College students aren’t the only ones who love Allston.
The furry rodents that scurry from garbage cans to trash bags, between buildings, and on sidewalks have long called the neighborhood home.
Maybe now more than ever, it seems.
As City Councilor Liz Breadon said Wednesday, Allston — which she noted is often known by the apt nickname “Rat City” — has experienced a reported increase in rat sightings since the start of the coronavirus pandemic.
“We have a very prevalent and perennial problem with rat and rodent infestation, and it is getting worse by the week,” said the District 9 councilor, who represents Allston and Brighton.
Breadon said the sightings have triggered frequent calls from constituents looking for solutions.
“It’s extremely distressing,” she said. “It is a public health risk and concern.”
Motivated by the situation, Breadon and Councilor Ed Flynn have filed a hearing order for how the city can drill down on pest control and illegal dumping — with trash being a lure for rodents — as the issue has not been borne by Allston alone in recent weeks.
Across Boston, a bump in rat sightings was reported as the city hunkered down amid COVID-19.
“We have had neighbors reach out to us … who are letting us know about an uptick in pest activities,” Flynn said.
Calling for hearing today @BOSCityCouncil on pest control & illegal dumping.
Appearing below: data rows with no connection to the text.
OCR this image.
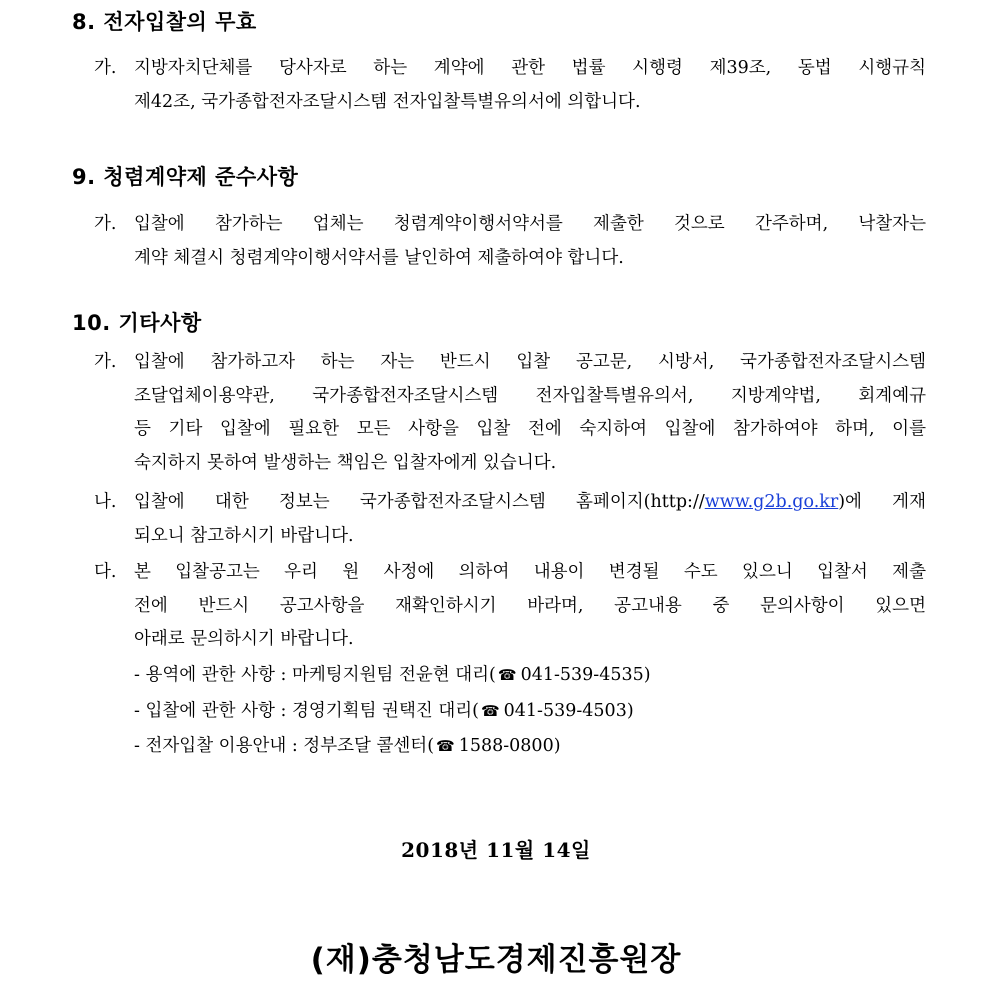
8. 전자입찰의 무효
가.	지방자치단체를 당사자로 하는 계약에 관한 법률 시행령 제39조, 동법 시행규칙
제42조, 국가종합전자조달시스템 전자입찰특별유의서에 의합니다.
9. 청렴계약제 준수사항
가.	입찰에 참가하는 업체는 청렴계약이행서약서를 제출한 것으로 간주하며, 낙찰자는
계약 체결시 청렴계약이행서약서를 날인하여 제출하여야 합니다.
10. 기타사항
가.	입찰에 참가하고자 하는 자는 반드시 입찰 공고문, 시방서, 국가종합전자조달시스템
조달업체이용약관, 국가종합전자조달시스템 전자입찰특별유의서, 지방계약법, 회계예규
등 기타 입찰에 필요한 모든 사항을 입찰 전에 숙지하여 입찰에 참가하여야 하며, 이를
숙지하지 못하여 발생하는 책임은 입찰자에게 있습니다.
나.	입찰에 대한 정보는 국가종합전자조달시스템 홈페이지(http://www.g2b.go.kr)에 게재
되오니 참고하시기 바랍니다.
다.	본 입찰공고는 우리 원 사정에 의하여 내용이 변경될 수도 있으니 입찰서 제출
전에 반드시 공고사항을 재확인하시기 바라며, 공고내용 중 문의사항이 있으면
아래로 문의하시기 바랍니다.
- 용역에 관한 사항 : 마케팅지원팀 전윤현 대리( ☎ 041-539-4535)
- 입찰에 관한 사항 : 경영기획팀 권택진 대리( ☎ 041-539-4503)
- 전자입찰 이용안내 : 정부조달 콜센터( ☎ 1588-0800)
2018년 11월 14일
(재)충청남도경제진흥원장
Many neighbors contacted me regarding rise in pest/rodent activity recently, along w illegal dumping in residential & commercial districts. Look forward to discussion on quality of life issues #bospoli pic.twitter.com/BzEJlmz8Ep
— Ed Flynn 愛德華費連 (@EdforBoston) August 19, 2020
Apparently the increase was to be expected.
In May, the U.S. Centers for Disease Control and Prevention said sightings could possibly increase because of the shut down of restaurants and other rodent food sources brought on by the pandemic.
“Rodents rely on the food and waste generated by these establishments. Community-wide closures have led to a decrease in food available to rodents, especially in dense commercial areas,” the CDC says on its website.
The agency also warned pest control programs may receive reports of “unusual or aggressive rodent behavior” as a result.
Flynn said councilors want to discuss how the city can handle the problem, including by increasing enforcement of trash collection policies and boosting public awareness about garbage disposal.
“It’s important that we discuss measures for effective pest control in keeping our streets clean,” he said.
For Boston’s Inspectional Services Department, that work has already begun.
A department spokesperson, responding to a surge in rat-related 311 requests, told Boston.com last month officials were aware of the rodent situation and had “escalated” their inspections, education, outreach, and enforcement, as well as “proactive rodent control activities.”
Residents and businesses were sent flyers regarding how to properly dispose of trash and how to eliminate areas where rats may gather and their water and food sources.
“Our inspectors are also licensed pest control professionals which allows us to also bait and trap public spaces in areas believed to have a heavy infestation,” the department said. “We encourage residents to continue reporting rodent sightings to 311 as this aids our efforts to address this issue.”